Oxford Particle Physics Group Responsive RA Bid

Lead Research Organisation: University of Oxford
Department Name: Oxford Physics


Particle physics seeks to understand the Universe, its birth, evolution, and fate in terms of elementary particles (quarks, leptons), the fundamental forces (strong, electromagnetic, weak forces, gravity) and the particles that mediate them (photons, W/Z, gluons, gravitons) and the Higgs particle that gives elementary particles mass. The Standard Model, a theoretical framework developed in the last fifty years, elucidates almost all particle-physics data. But the model is incomplete. It explains what we encounter on Earth, but studies of the cosmos suggest the presence of mysterious dark matter that holds galaxies together and more mysterious dark energy that is driving galaxies apart at an ever-increasing rate. Oxford's research will significantly advance our understanding of the "new-physics" theory that will emerge to replace the Standard Model by providing the data to guide the theoretical work to develop it. The Large Hadron Collider (LHC) reproduces the conditions within a million millionth of a second of the Big Bang. Oxford plays a major role in ATLAS and LHCb. These experiments have the potential to revolutionise our understanding of the Universe completely. In ATLAS, Oxford physicists participated in the exciting discovery of the "Higgs particle", which gives mass to elementary particles. The Higgs particle is like a curtain; now that we have found it, we can draw back the curtain to see a new world. Accordingly, we are studying it in great detail. We are also searching for new particles that would provide a solution to "dark-matter" which makes up about 80% of matter in the Universe. Oxford physicists on LHCb strive to better understand the origin of the matter-antimatter asymmetry in the Universe by studying subtle differences in the behaviour of quarks & antiquarks - "CP-violation". This asymmetry permits us to exist. LHC Run 3 is just started. Increased data and improved detectors and triggers will enhance the discovery potential of both ATLAS and LHCb.

We participate in high-precision experiments complementary to the large experiments at the LHC. Mu3e searches for new physics mediated by very heavy particles that would not be visible at the LHC but are expected in many theoretical models, including SUSY. Mu3 is set to have its maiden run in 2024. The exploitation possibilities open by this run will improve sensitivity to many new physics scenarios with respect to previous experiments.

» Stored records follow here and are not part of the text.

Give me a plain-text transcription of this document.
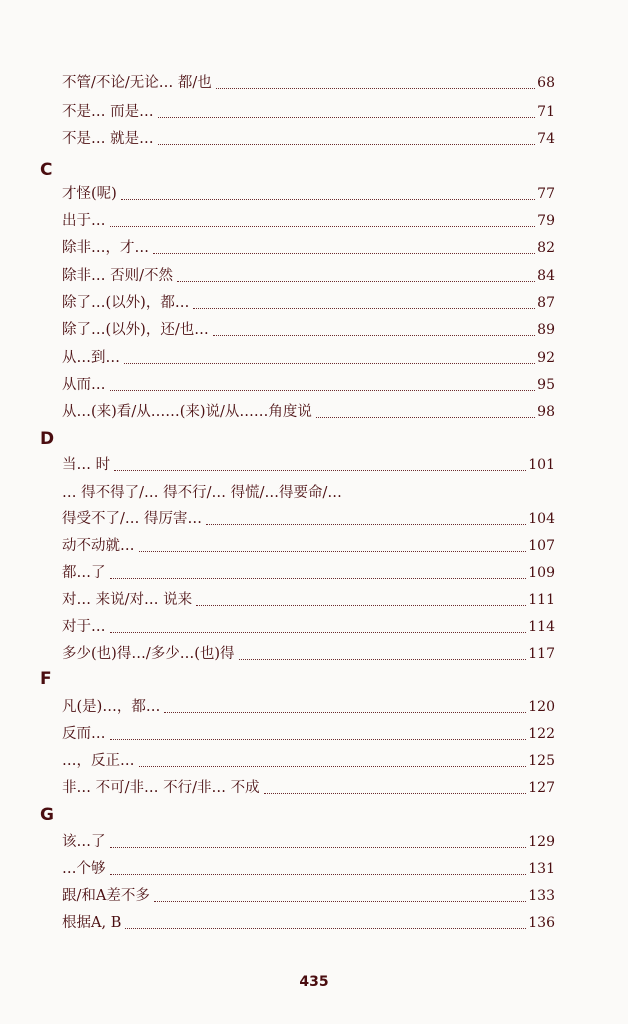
不管/不论/无论… 都/也	68
不是… 而是…	71
不是… 就是…	74
C
才怪(呢)	77
出于…	79
除非…，才…	82
除非… 否则/不然	84
除了…(以外)，都…	87
除了…(以外)，还/也…	89
从…到…	92
从而…	95
从…(来)看/从……(来)说/从……角度说	98
D
当… 时	101
… 得不得了/… 得不行/… 得慌/…得要命/…
得受不了/… 得厉害…	104
动不动就…	107
都…了	109
对… 来说/对… 说来	111
对于…	114
多少(也)得…/多少…(也)得	117
F
凡(是)…，都…	120
反而…	122
…，反正…	125
非… 不可/非… 不行/非… 不成	127
G
该…了	129
…个够	131
跟/和A差不多	133
根据A, B	136
435
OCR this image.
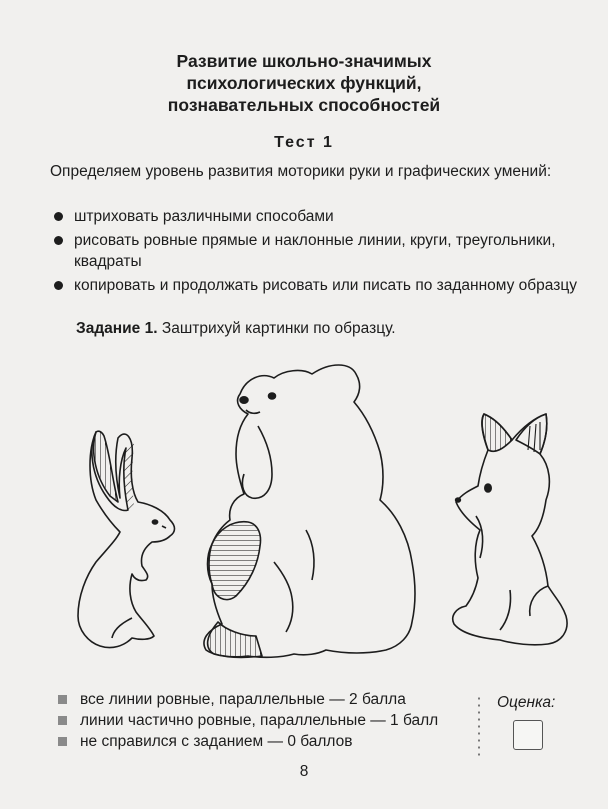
Развитие школьно-значимых
психологических функций,
познавательных способностей
Тест 1
Определяем уровень развития моторики руки и графических умений:
штриховать различными способами
рисовать ровные прямые и наклонные линии, круги, треугольники, квадраты
копировать и продолжать рисовать или писать по заданному образцу
Задание 1. Заштрихуй картинки по образцу.
все линии ровные, параллельные — 2 балла
линии частично ровные, параллельные — 1 балл
не справился с заданием — 0 баллов
Оценка:
8
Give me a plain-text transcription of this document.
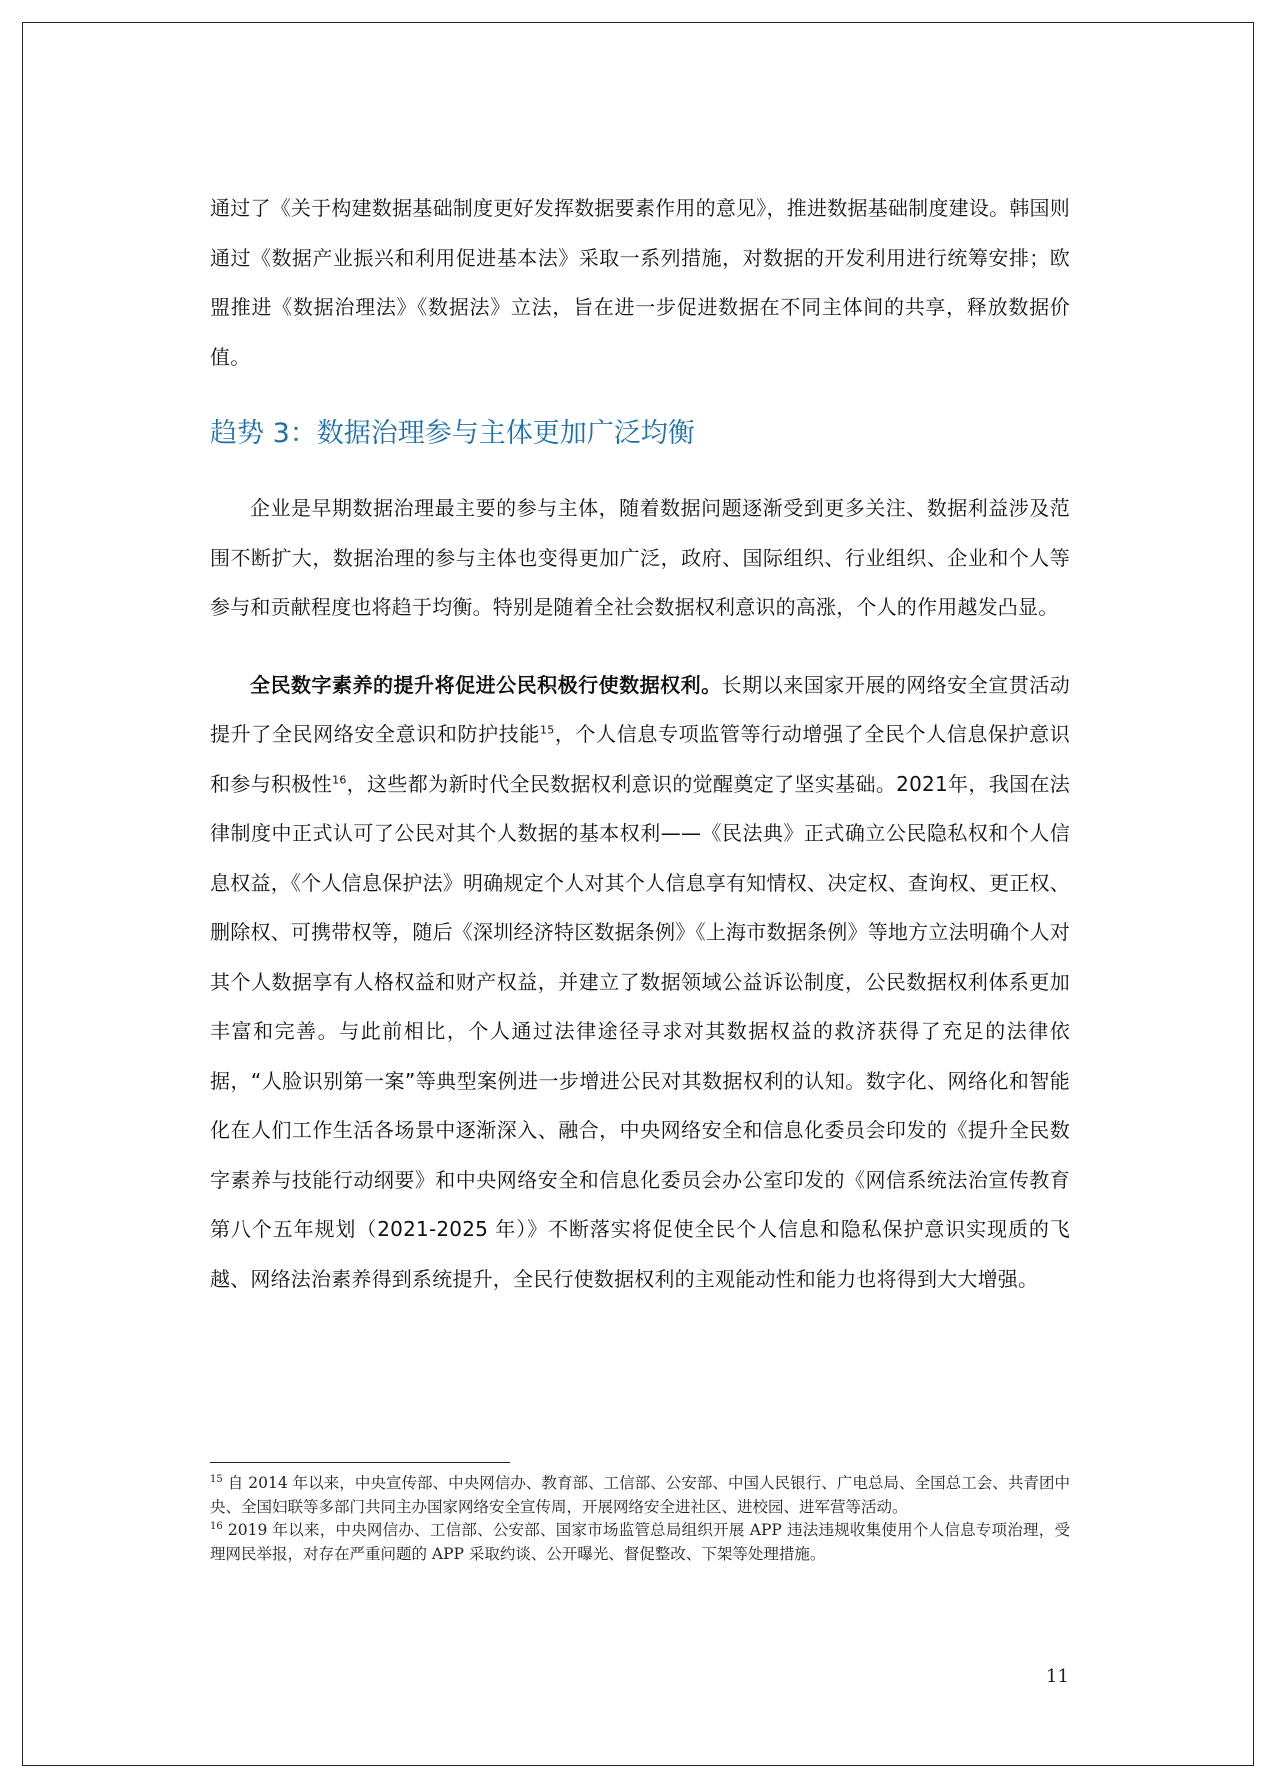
通过了《关于构建数据基础制度更好发挥数据要素作用的意见》，推进数据基础制度建设。韩国则通过《数据产业振兴和利用促进基本法》采取一系列措施，对数据的开发利用进行统筹安排；欧盟推进《数据治理法》《数据法》立法，旨在进一步促进数据在不同主体间的共享，释放数据价值。

趋势 3：数据治理参与主体更加广泛均衡

企业是早期数据治理最主要的参与主体，随着数据问题逐渐受到更多关注、数据利益涉及范围不断扩大，数据治理的参与主体也变得更加广泛，政府、国际组织、行业组织、企业和个人等参与和贡献程度也将趋于均衡。特别是随着全社会数据权利意识的高涨，个人的作用越发凸显。

全民数字素养的提升将促进公民积极行使数据权利。长期以来国家开展的网络安全宣贯活动提升了全民网络安全意识和防护技能$^{15}$，个人信息专项监管等行动增强了全民个人信息保护意识和参与积极性$^{16}$，这些都为新时代全民数据权利意识的觉醒奠定了坚实基础。2021年，我国在法律制度中正式认可了公民对其个人数据的基本权利——《民法典》正式确立公民隐私权和个人信息权益，《个人信息保护法》明确规定个人对其个人信息享有知情权、决定权、查询权、更正权、删除权、可携带权等，随后《深圳经济特区数据条例》《上海市数据条例》等地方立法明确个人对其个人数据享有人格权益和财产权益，并建立了数据领域公益诉讼制度，公民数据权利体系更加丰富和完善。与此前相比，个人通过法律途径寻求对其数据权益的救济获得了充足的法律依据，“人脸识别第一案”等典型案例进一步增进公民对其数据权利的认知。数字化、网络化和智能化在人们工作生活各场景中逐渐深入、融合，中央网络安全和信息化委员会印发的《提升全民数字素养与技能行动纲要》和中央网络安全和信息化委员会办公室印发的《网信系统法治宣传教育第八个五年规划（2021-2025 年）》不断落实将促使全民个人信息和隐私保护意识实现质的飞越、网络法治素养得到系统提升，全民行使数据权利的主观能动性和能力也将得到大大增强。

$^{15}$ 自 2014 年以来，中央宣传部、中央网信办、教育部、工信部、公安部、中国人民银行、广电总局、全国总工会、共青团中央、全国妇联等多部门共同主办国家网络安全宣传周，开展网络安全进社区、进校园、进军营等活动。

$^{16}$ 2019 年以来，中央网信办、工信部、公安部、国家市场监管总局组织开展 APP 违法违规收集使用个人信息专项治理，受理网民举报，对存在严重问题的 APP 采取约谈、公开曝光、督促整改、下架等处理措施。

11
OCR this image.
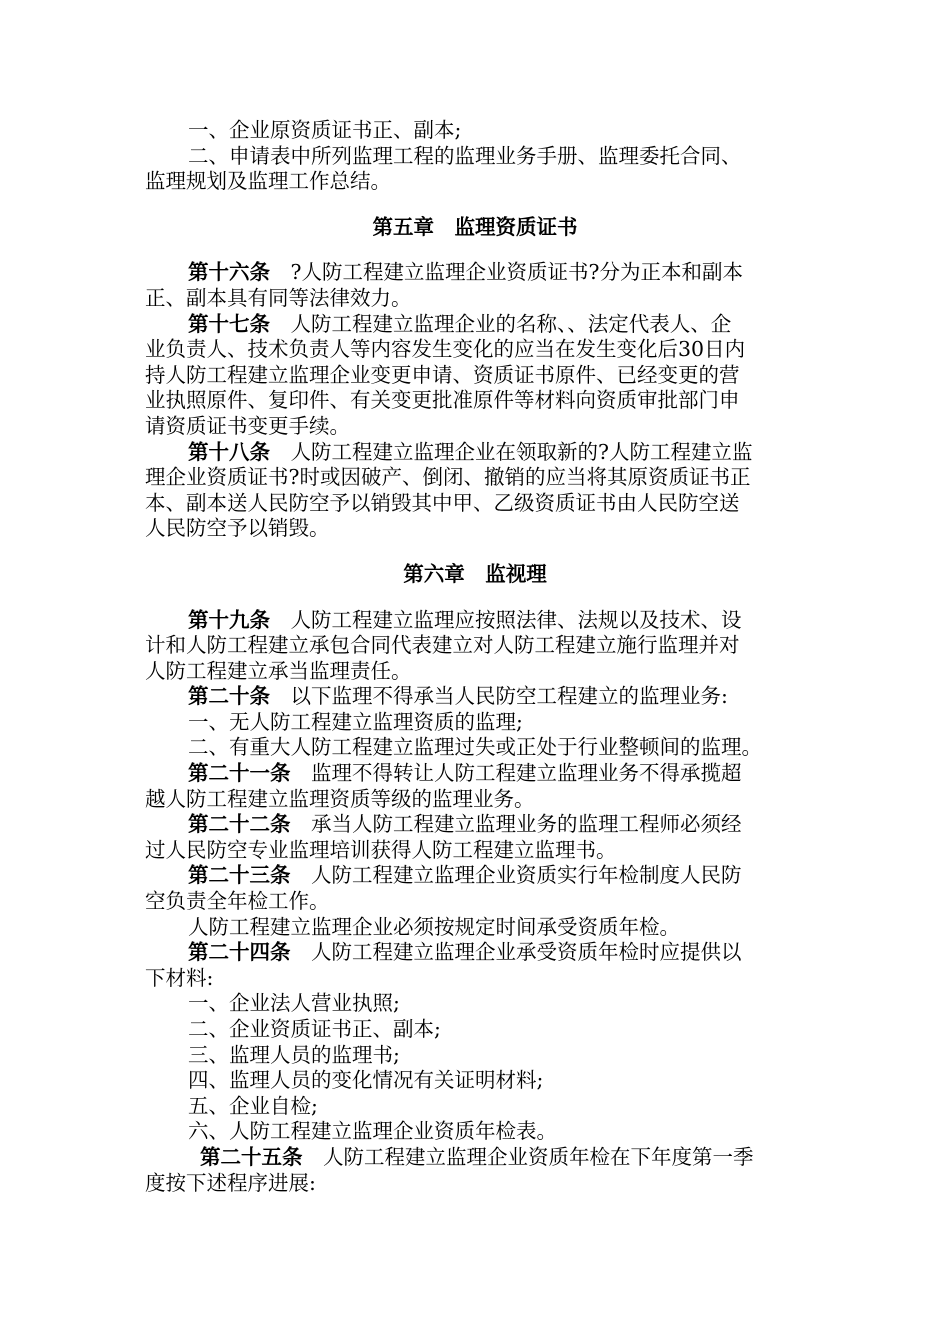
一、企业原资质证书正、副本;

二、申请表中所列监理工程的监理业务手册、监理委托合同、

监理规划及监理工作总结。

第五章　监理资质证书

第十六条　?人防工程建立监理企业资质证书?分为正本和副本

正、副本具有同等法律效力。

第十七条　人防工程建立监理企业的名称、、法定代表人、企

业负责人、技术负责人等内容发生变化的应当在发生变化后30日内

持人防工程建立监理企业变更申请、资质证书原件、已经变更的营

业执照原件、复印件、有关变更批准原件等材料向资质审批部门申

请资质证书变更手续。

第十八条　人防工程建立监理企业在领取新的?人防工程建立监

理企业资质证书?时或因破产、倒闭、撤销的应当将其原资质证书正

本、副本送人民防空予以销毁其中甲、乙级资质证书由人民防空送

人民防空予以销毁。

第六章　监视理

第十九条　人防工程建立监理应按照法律、法规以及技术、设

计和人防工程建立承包合同代表建立对人防工程建立施行监理并对

人防工程建立承当监理责任。

第二十条　以下监理不得承当人民防空工程建立的监理业务:

一、无人防工程建立监理资质的监理;

二、有重大人防工程建立监理过失或正处于行业整顿间的监理。

第二十一条　监理不得转让人防工程建立监理业务不得承揽超

越人防工程建立监理资质等级的监理业务。

第二十二条　承当人防工程建立监理业务的监理工程师必须经

过人民防空专业监理培训获得人防工程建立监理书。

第二十三条　人防工程建立监理企业资质实行年检制度人民防

空负责全年检工作。

人防工程建立监理企业必须按规定时间承受资质年检。

第二十四条　人防工程建立监理企业承受资质年检时应提供以

下材料:

一、企业法人营业执照;

二、企业资质证书正、副本;

三、监理人员的监理书;

四、监理人员的变化情况有关证明材料;

五、企业自检;

六、人防工程建立监理企业资质年检表。

第二十五条　人防工程建立监理企业资质年检在下年度第一季

度按下述程序进展:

LZ addresses one of the most critical questions in particle physics & cosmology by searching for dark matter. Exploiting the largest dark matter detector of its kind, the LZ collaboration recently presented its first science results on July 7, 2022. In Oxford, the LZ group is developing novel selection criteria that will enable exploring regions of dark matter phase space currently unexplored.

In summary, ATLAS, LHCb, Mu3e, and LZ are taking or expecting to take data imminently. Therefore, these are unique and exciting times for Particle Physics at Oxford.